Bozyazı Destanı Şiiri - Hamdi Mert

Hamdi Mert
2

ŞİİR


0

TAKİPÇİ

Bozyazı Destanı

“Bozyazı”yı naylon poşete sokup,
“Ak” yazı haline getiren canlara..

Adıma bakmayın
Bende rengin her türü;
Yeşilin her tonu var..

Dağlarca, tepelerce ormanlarım;
Ufkunda Kıbrısım, uçsuz-bucaksız denizim
El değmemiş güzelliklerimle koyun-koyuna, iç-içeyim..

Akdeniz’in sıcak kumsallarında dalgalarla kucak-kucağa uyur;
Torosların çılgın yamaçlarında kekik, yavşan kokularında uyanırım..

Ağlıca’dan-Toroslara tırmanırken
Geçmişin engin düzlüklerinde yol alır duygularım..

Beğkonağı’ndan-Kozak Deresi’ne;
Ardıç yaylasından-Işam Alanı’na
Geçmiş ve geleceği birlikte koklarım..

Koz Ağacı, Meteris, Navgasın ve Tersakan yaylağım;
Mersin dallarının kucakladığı, limon çiçeklerinin kanatlandığı
Yazılar, yamaçlar kışlağım..

Ovalarım narenciye, turfanda muz;
Dağlarımsa ardıç, pelit, köknar cenneti..

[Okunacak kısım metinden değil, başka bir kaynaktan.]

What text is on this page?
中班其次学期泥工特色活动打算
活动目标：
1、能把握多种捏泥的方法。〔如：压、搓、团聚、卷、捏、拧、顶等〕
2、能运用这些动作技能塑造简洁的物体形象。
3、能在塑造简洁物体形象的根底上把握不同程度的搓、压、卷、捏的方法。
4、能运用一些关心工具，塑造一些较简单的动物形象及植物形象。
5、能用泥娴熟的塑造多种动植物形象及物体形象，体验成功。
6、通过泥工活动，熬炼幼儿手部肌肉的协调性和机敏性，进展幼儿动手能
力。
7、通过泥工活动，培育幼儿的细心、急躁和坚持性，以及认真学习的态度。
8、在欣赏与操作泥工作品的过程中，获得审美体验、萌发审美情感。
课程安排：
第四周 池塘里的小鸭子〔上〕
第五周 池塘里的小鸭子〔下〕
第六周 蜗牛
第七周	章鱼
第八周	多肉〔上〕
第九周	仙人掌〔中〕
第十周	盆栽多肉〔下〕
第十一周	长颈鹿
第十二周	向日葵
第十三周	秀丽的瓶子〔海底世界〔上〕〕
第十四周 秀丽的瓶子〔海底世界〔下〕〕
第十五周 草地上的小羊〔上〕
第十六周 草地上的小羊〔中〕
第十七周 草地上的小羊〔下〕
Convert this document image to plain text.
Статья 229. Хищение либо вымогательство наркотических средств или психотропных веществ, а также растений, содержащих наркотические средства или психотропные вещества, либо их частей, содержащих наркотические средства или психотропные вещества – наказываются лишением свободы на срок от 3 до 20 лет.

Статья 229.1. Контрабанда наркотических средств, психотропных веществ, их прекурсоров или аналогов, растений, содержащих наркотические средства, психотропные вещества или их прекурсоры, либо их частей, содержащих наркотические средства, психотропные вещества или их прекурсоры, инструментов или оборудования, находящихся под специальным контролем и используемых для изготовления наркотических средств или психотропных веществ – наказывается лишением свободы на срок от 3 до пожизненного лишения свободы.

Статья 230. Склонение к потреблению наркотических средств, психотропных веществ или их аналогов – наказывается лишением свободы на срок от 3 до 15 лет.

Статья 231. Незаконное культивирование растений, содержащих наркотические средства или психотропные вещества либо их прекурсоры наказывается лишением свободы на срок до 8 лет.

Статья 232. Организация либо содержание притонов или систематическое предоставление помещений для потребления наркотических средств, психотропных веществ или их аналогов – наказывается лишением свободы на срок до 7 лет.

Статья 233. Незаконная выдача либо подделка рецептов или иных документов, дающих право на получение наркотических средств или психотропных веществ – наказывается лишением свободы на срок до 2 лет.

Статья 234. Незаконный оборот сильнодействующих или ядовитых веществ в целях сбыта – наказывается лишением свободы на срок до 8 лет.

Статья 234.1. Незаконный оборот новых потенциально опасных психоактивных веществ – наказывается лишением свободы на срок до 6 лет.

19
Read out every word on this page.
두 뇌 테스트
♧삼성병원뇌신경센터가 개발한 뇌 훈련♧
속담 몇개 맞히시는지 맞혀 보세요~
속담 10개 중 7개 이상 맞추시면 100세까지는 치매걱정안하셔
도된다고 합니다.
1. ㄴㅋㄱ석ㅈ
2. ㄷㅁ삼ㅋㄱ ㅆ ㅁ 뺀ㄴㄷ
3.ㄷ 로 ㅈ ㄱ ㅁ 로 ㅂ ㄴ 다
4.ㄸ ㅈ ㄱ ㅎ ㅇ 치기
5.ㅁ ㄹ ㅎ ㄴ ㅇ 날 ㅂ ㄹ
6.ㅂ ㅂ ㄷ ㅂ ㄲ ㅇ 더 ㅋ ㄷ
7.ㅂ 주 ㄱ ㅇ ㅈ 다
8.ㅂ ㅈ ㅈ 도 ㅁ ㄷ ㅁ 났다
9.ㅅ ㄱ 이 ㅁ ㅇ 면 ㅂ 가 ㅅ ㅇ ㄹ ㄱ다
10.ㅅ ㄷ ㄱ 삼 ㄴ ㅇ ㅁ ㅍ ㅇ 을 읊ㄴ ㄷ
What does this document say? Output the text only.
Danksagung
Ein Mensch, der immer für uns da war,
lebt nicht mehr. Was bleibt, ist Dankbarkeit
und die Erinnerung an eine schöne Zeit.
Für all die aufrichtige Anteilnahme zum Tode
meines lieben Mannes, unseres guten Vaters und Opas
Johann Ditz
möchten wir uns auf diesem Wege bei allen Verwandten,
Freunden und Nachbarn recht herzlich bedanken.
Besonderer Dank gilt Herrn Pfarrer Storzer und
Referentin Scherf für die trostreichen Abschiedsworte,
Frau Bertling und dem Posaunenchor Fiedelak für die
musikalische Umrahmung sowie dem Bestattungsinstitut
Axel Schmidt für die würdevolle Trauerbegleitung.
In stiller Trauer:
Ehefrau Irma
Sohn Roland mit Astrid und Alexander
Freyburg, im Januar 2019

Eskiden geyikler dolaşırdı başı dumanlı dağlarımda
Geyik avlanır, keklik avlanır, sürek avına çıkılırdı
Atmacalar salınırda küncü, fıstık, darı tarlalarına
Atmacalar bıldırcınla dönerdi pençelerinde
Doğan’ca, Kartal’ca..
Atmacalar kendilerini Kartal sanırlardı
Güz günlerinin yaydan-kışa yol alan serinliğinde..

Bir zamanlar, çamların yeşiliyle buluşurdu denizlerim
Bir gökkuşağı güzelliğinde
Renk cümbüşüne dönüşürdü dağlarım, tepelerim..

Bir zamanlar davullar çalınırdı düğünlerimde
Delikanlılarım güreş tutar;
Genç kızlarım eğirtmeç eğirir; üçtaş, beştaş çevirirlerdi..

“Ağırlık” gitti mi, düğünümüz var diye,
Sökün ederdi evlerden siniler, tepsiler
Düğün evi düğün evine, şölen yerine dönerdi
Gelini al At’a bindirirler;
Başına “Pulluca” örterlerdi..

At’tan inmezdi gelin, indirmelik almadan..
At’tan inmezdi gelin, başına para-pul saçılmadan
At’tan inmezdi gelin, gelince karşılandığına inanmadan..
Allı-pullu Ayşe’ler, Emine’ler, Fadime’ler
Geçmişten bugüne bu renklerle, bu zenginlikle geldiler
Bizi “Biz” yapan töreleri, kınalı ellerinde ördüler..

Kızı-kızanı, oğlu-uşağı
Savaşta, barışta, kıtlıkta
Ekin derdiler, harman dövdüler
Toprağı elleriyle sürüp, ayaklarıyla bel teptiler..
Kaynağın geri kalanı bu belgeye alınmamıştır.